Der Halbbrite David McAllister lässt kein gutes Haar am Brexit

„Es gibt keine Gewinner“, sagt David McAllister, aber jetzt gehe es darum, den Austritt Großbritanniens aus der EU geordnet über die Bühne zu bringen. Er rät aber auch, sich auf den Notfall eines harten Brexits vorzubereiten. Der frühere niedersächsische CDU-Ministerpräsident ist heute Ausschussvorsitzender für auswärtige Angelegenheiten im Europäischen Parlament und Vizepräsident der Europäischen Volkspartei. Mit David McAllister sprach Sabine Lennartz.

Herr McAllister, was denken Sie als halber Brite angesichts des Brexits von Ihren Landsleuten?

Am Brexit ist nichts gut. Dass das Vereinigte Königreich die Europäische Union verlassen will, bedauere ich sehr. Jetzt geht es darum, den Brexit in einem ordentlichen und geregelten Verfahren abzuwickeln.

Wie groß ist Ihre Hoffnung, dass das Ganze noch in einer unbegrenzten Zollunion münden könnte?

Nun, der Labour-Vorsitzende Corbyn bevorzugt einen Verbleib in der Zollunion. Ein Status ähnlich dem von Norwegen wäre also eine denkbare Option. Bei den regierenden Konservativen ist das aber nicht mehrheitsfähig. Sie sind fest entschlossen, sowohl den Binnenmarkt als auch die Zollunion zu verlassen, denn sie möchten die Arbeitnehmerfreizügigkeit einschränken und eigenständige Handelsabkommen abschließen.

Wird die EU den Briten noch mehr Zeit einräumen?

Die Zweijahresfrist läuft am 29. März um 23 Uhr britischer Zeit ab. Dieses Datum könnte einvernehmlich verschoben werden, dazu bedarf es aber einer hinreichenden Begründung. Die Europawahl am 26. Mai setzt ein zeitliches Limit. Das neue Europäische Parlament kommt am 2. Juli zusammen, also müsste nach weit verbreiteter Lesart hier in Straßburg spätestens am 1. Juli das Vereinigte Königreich die EU endgültig verlassen haben. In der ersten Maiwoche sind Kommunalwahlen in England, viele Politiker wollen vorher Klarheit haben. „To kick the can down the road”, wie der Engländer sagt, also einfach nur die Büchse die Straße runterkicken, reicht nicht.

Es scheppert aber ordentlich. Auch in Deutschland könnten 100 000 Arbeitsplätze gefährdet sein durch einen harten Brexit. Teilen Sie die Sorgen?

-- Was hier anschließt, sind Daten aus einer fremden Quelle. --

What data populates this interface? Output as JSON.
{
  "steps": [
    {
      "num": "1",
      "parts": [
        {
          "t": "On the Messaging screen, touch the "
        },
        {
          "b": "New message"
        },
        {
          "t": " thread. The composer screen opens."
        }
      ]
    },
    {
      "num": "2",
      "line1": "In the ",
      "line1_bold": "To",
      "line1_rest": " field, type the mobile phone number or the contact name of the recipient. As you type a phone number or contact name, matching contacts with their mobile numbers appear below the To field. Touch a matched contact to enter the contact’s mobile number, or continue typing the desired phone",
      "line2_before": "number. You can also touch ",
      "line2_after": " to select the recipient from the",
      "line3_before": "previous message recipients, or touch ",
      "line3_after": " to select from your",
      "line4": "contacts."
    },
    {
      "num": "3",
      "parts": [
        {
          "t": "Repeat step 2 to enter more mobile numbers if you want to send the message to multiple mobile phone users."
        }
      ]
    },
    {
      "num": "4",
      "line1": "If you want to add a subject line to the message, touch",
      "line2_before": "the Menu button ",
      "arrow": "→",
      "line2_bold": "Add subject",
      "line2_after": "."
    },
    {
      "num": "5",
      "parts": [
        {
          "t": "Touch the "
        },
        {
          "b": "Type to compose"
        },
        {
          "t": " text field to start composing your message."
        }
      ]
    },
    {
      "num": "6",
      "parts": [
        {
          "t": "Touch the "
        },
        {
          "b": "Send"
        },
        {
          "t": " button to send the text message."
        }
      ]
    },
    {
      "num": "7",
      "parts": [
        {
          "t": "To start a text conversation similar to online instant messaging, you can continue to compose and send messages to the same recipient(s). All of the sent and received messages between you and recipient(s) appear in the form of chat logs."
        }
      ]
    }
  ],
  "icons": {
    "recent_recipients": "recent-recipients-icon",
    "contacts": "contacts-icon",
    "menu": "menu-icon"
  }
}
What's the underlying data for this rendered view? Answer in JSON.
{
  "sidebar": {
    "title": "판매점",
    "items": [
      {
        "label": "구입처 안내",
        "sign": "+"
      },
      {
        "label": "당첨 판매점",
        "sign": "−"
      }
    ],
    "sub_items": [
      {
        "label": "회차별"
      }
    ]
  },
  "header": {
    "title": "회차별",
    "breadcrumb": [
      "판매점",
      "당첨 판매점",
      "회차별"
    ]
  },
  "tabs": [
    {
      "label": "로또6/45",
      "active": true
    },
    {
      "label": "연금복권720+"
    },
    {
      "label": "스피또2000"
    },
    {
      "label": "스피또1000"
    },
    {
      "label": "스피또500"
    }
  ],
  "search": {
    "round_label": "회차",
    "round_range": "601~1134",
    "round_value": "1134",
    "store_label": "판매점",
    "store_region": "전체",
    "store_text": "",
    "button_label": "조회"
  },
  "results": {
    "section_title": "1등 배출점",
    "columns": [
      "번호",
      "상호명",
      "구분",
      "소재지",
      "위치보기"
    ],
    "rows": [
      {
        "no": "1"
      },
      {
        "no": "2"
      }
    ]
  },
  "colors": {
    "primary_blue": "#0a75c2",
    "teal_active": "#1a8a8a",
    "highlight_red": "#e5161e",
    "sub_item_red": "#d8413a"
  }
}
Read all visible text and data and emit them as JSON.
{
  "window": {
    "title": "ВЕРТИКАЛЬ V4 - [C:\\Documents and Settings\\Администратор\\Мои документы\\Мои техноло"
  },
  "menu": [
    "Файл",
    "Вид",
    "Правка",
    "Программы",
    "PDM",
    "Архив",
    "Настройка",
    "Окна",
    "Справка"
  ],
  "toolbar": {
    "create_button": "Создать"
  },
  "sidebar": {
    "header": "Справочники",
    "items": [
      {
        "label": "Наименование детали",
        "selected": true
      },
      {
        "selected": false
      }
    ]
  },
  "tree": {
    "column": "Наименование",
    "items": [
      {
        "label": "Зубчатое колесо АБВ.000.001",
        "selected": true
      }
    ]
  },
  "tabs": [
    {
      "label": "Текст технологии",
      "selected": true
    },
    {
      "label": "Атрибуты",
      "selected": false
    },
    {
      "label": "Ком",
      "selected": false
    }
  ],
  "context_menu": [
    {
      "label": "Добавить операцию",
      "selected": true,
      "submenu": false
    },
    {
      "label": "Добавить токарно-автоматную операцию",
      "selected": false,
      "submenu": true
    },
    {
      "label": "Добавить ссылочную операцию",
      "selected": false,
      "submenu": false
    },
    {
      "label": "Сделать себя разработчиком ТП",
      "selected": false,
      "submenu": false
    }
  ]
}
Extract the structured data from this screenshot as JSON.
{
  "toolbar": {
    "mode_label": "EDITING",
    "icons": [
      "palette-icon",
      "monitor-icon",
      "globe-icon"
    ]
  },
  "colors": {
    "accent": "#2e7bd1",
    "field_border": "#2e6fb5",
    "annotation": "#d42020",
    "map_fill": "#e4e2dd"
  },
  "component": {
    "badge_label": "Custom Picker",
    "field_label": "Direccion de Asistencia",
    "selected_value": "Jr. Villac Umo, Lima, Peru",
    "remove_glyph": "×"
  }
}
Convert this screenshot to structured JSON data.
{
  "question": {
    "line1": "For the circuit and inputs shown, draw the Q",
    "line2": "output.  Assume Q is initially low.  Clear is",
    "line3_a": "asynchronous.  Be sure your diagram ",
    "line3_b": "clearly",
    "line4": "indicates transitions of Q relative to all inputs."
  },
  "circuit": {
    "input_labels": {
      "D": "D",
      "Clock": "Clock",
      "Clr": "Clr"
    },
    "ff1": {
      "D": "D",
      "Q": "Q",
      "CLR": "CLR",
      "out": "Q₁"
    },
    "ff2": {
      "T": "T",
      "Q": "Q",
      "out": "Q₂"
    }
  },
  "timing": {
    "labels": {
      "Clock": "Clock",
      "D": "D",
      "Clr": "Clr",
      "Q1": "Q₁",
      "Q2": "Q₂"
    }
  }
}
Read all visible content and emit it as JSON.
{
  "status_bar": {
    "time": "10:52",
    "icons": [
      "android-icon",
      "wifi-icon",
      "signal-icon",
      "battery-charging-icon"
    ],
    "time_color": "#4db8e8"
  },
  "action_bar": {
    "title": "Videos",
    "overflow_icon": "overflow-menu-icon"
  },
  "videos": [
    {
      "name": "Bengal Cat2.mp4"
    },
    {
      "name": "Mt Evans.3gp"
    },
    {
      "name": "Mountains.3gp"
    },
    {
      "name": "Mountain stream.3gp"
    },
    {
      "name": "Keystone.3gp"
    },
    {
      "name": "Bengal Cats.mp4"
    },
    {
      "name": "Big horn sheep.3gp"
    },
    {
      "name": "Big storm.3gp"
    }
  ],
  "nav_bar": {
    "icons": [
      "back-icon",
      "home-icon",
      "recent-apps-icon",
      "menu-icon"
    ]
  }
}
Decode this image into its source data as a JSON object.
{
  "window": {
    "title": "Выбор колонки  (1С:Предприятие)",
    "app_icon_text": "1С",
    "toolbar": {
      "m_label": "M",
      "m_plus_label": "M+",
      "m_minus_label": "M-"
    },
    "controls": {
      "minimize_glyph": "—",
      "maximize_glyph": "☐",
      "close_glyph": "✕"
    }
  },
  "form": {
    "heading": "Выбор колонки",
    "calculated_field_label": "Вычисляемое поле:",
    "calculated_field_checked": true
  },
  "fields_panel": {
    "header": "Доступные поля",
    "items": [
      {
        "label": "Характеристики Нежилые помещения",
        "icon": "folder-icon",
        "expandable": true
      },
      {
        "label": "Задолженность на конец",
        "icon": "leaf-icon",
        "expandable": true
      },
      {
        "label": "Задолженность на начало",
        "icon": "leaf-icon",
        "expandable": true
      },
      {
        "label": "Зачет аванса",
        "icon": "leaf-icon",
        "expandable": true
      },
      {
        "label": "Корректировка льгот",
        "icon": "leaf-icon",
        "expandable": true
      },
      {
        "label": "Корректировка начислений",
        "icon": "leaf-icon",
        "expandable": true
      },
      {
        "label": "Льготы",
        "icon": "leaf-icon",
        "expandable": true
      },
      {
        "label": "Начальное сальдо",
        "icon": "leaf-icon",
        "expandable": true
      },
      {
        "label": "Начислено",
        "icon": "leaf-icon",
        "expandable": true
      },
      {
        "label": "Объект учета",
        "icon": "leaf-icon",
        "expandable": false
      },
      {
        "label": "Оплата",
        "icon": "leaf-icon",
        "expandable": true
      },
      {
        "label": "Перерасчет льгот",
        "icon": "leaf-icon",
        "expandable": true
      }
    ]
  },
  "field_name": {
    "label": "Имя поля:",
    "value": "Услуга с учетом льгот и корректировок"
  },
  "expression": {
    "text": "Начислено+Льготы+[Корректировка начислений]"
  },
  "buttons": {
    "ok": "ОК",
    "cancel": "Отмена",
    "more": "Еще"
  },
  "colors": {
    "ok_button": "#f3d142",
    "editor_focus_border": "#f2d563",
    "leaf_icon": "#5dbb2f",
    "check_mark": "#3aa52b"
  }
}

Der Brexit ist eine „Lose-lose-Situation“. Es gibt keine Gewinner. Aber jetzt geht es darum, den Austritt geordnet über die Bühne zu bringen, sodass genug Zeit bleibt, die künftigen Beziehungen auf eine tragfähige Grundlage zu stellen. Ein harter Brexit würde die Wirtschaftsbranchen besonders treffen, die nach Großbritannien exportieren: Automobilbau, Chemie, Maschinen und Anlagenbau sowie Teile der Agrarwirtschaft. Besonders betroffen wären alle Lieferketten, die just in time produzieren. Oder denken Sie an Airbus als europäisches Kooperationsprojekt. Zollkontrollen am Eurotunnel oder an den Fährhäfen könnten für empfindliche Beeinträchtigungen sorgen. Auch unsere Nordseehäfen, wie beispielsweise Cuxhaven, müssten sich sofort für den Englandverkehr mit einer entsprechenden Zollinfrastruktur und Zollbeamten vorbereiten.

Was muss geschehen?

Der Bundes- und Landesgesetzgeber sowie die Europäische Kommission bereiten vorsorglich eine Gesetzgebung für den ungeregelten „No-Deal-Brexit“ vor. Die Pläne sehen vor allem eine begrenzte Zahl von Notfallmaßnahmen in besonders wichtigen Sektoren wie bei Aufenthalts- und Visafragen oder dem Luftverkehr vor.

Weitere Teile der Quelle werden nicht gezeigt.